Ursprünglich hatte die Hypnose – in Kombination mit anderen Verfahren – ihren Platz vor allem in der Psychotherapie. Dabei stellt der hypnotische Zustand selbst einen therapeutischen Aspekt als Erholung des Gehirns dar. Des Weiteren kann der Therapeut den Patienten während der Hypnose positiv beeinflussen (Suggestion). Auf diese Weise können Hypnotiseure den Betroffenen helfen, Abneigungen gegen bestimmte Gegenstände abzubauen, das Selbstbewusstsein zu stabilisieren oder auch eine Reihe von Problemen zu lösen, wie etwa Ängste oder Abhängigkeiten (z.B. Nikotinsucht).
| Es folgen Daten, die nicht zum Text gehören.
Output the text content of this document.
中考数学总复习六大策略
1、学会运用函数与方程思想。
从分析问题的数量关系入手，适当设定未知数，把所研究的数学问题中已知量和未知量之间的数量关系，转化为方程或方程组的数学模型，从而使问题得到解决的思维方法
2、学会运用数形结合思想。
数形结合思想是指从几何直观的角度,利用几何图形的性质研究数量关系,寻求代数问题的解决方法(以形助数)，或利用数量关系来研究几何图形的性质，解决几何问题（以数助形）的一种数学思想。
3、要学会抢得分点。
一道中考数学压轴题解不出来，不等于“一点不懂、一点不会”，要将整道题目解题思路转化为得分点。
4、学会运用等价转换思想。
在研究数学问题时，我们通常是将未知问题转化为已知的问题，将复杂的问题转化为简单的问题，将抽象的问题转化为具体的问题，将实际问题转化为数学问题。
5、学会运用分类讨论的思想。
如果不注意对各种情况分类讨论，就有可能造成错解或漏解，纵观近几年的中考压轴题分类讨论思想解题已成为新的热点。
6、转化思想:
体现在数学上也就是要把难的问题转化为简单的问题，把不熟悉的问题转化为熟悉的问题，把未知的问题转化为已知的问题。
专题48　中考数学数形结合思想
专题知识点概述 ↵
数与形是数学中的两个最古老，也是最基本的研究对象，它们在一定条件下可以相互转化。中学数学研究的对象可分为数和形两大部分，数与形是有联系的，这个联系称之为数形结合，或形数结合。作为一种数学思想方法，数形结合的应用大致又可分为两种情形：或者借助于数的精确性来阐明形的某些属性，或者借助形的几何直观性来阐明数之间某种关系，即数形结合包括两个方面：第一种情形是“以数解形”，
Einen weiteren wichtigen, eigenständigen Bereich bildet die Schmerztherapie, bei der die Hypnose gute Erfolge erzielen kann. Besonders häufig kommt die Hypnose beim Zahnarzt zum Einsatz. Mittlerweile wenden viele Zahnärzte Hypnosetechniken als Alternative zur medikamentösen Schmerzbehandlung an, insbesondere bei Schwangeren und Kindern. Die Methode eignet sich aber auch, um Ängste (z.B. vor der Spritze) und Stress vor der eigentlichen Behandlung abzubauen.